Our perception also has to change
One of the current problems according to Fray is that there is little monitoring of soil quality. ‘What is needed is a really consistent metric that everybody agrees upon in order to measure soil health.’ One novel high-resolution approach to monitoring the nitrogen content of soil has been developed by computational scientist Liangxiu Han at Manchester Metropolitan University in the UK, to help prevent over-application of fertiliser. This would currently require chemical analysis of plant tissue which is destructive and costly: ‘analysis may cost around £40 per sample’, says Han.
Instead, she has developed an AI robotic system that uses imaging to capture both spectral and spatial features above the crop canopy and from this accurately predict their nitrogen status across different parts of a field. The system, N2Vision, uses machine learning,with data sets of 3D crop images and their corresponding chemical analysis. ‘You can see that there are very subtle changes to the colour or the [plant] architecture [and] these are all being captured by AI,’ explains Han.
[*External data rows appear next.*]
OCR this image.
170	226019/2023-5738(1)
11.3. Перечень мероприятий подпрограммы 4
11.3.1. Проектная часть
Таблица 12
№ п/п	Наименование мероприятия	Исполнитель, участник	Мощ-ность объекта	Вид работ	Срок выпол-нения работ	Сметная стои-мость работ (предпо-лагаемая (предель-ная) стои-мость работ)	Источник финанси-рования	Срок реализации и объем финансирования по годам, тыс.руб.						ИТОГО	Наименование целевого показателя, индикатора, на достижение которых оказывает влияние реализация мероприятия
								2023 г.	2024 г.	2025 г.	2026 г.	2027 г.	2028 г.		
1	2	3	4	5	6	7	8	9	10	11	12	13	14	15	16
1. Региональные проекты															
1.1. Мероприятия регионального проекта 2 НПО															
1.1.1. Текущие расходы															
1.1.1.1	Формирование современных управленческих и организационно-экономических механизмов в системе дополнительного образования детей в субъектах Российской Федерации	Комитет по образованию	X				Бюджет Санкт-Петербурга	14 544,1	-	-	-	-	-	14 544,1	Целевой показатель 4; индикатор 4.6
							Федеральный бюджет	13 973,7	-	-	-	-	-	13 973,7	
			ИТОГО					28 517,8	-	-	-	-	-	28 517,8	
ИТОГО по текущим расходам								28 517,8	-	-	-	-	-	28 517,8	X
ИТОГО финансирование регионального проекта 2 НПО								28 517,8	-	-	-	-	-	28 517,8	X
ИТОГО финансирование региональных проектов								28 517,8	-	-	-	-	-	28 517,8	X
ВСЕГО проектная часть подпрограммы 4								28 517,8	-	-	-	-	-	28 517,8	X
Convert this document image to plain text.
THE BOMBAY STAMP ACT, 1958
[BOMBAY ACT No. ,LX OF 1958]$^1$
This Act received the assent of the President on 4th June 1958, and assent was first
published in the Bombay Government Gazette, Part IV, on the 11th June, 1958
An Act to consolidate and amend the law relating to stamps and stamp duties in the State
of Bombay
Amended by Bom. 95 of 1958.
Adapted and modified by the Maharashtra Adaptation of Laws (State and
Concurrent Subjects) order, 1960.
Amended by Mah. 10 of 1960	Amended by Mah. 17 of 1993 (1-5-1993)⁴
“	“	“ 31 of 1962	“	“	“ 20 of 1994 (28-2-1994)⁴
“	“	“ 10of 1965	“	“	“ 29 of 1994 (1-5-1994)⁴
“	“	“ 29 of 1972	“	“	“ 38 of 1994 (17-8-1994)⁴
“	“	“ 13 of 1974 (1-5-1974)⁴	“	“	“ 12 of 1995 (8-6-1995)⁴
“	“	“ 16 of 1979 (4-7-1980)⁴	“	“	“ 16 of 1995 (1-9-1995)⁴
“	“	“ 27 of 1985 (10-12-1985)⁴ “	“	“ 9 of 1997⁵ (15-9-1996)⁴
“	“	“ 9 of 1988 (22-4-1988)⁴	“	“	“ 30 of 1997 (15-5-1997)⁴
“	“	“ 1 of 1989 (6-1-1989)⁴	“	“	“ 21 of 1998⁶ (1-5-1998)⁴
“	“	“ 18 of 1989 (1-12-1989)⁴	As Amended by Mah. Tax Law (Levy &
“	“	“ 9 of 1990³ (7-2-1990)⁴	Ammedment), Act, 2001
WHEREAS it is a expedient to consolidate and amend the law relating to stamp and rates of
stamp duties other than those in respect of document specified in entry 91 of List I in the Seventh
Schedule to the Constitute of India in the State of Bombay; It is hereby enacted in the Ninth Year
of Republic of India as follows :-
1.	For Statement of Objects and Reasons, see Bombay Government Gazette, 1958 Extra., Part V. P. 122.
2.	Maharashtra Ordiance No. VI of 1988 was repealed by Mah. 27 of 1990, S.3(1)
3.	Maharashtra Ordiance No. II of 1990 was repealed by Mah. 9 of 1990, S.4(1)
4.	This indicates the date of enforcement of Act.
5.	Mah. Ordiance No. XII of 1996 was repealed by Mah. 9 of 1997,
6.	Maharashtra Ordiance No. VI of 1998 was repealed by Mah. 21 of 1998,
Once trained, the system can bypass the chemical analysis step and provide accurate nitrogen level data based on the images alone.
A feasibility study in collaboration with Kew Gardens has achieved high accuracy and reproducibility for wheat crops so far, and Han says they plan to collect data and train the system for other crops. ‘For this project, we have focused on nitrogen, but we can also use the images [to quantify] other [properties] like pH and very important nutrients like calcium and we’re planning to do this as well.’
Part of the difficulty in dealing with soil is that, unlike any other natural resource, it is owned by individuals, ‘which is something you can’t say about water or the air, and that causes complexities’, says Fray. In the UK about 70% of soil is owned by farmers and Fray hopes that the government will now act to incentivise improvements in soil health, including monitoring. Current UK policies, including the Sustainable Farming Initiative launched in June, provide payments for some beneficial practices but ‘the cost–benefit analysis is quite opaque’, says Fray, and there is still no commitment to monitoring soil health.
The EU is also likely to further protect soil health in 2023 and has published a soil strategy which will include improving soils with cleaned waste materials and digestates. But this may be too little, too late. ‘Our perception also has to change,’ says Sakrabani. ‘We also need to change our lifestyle… we cannot be demanding strawberries all the time, we need to use seasonal crops.’ And, he suggests, we really should grow fruit and vegetables ourselves and start developing our own relationship with the soil.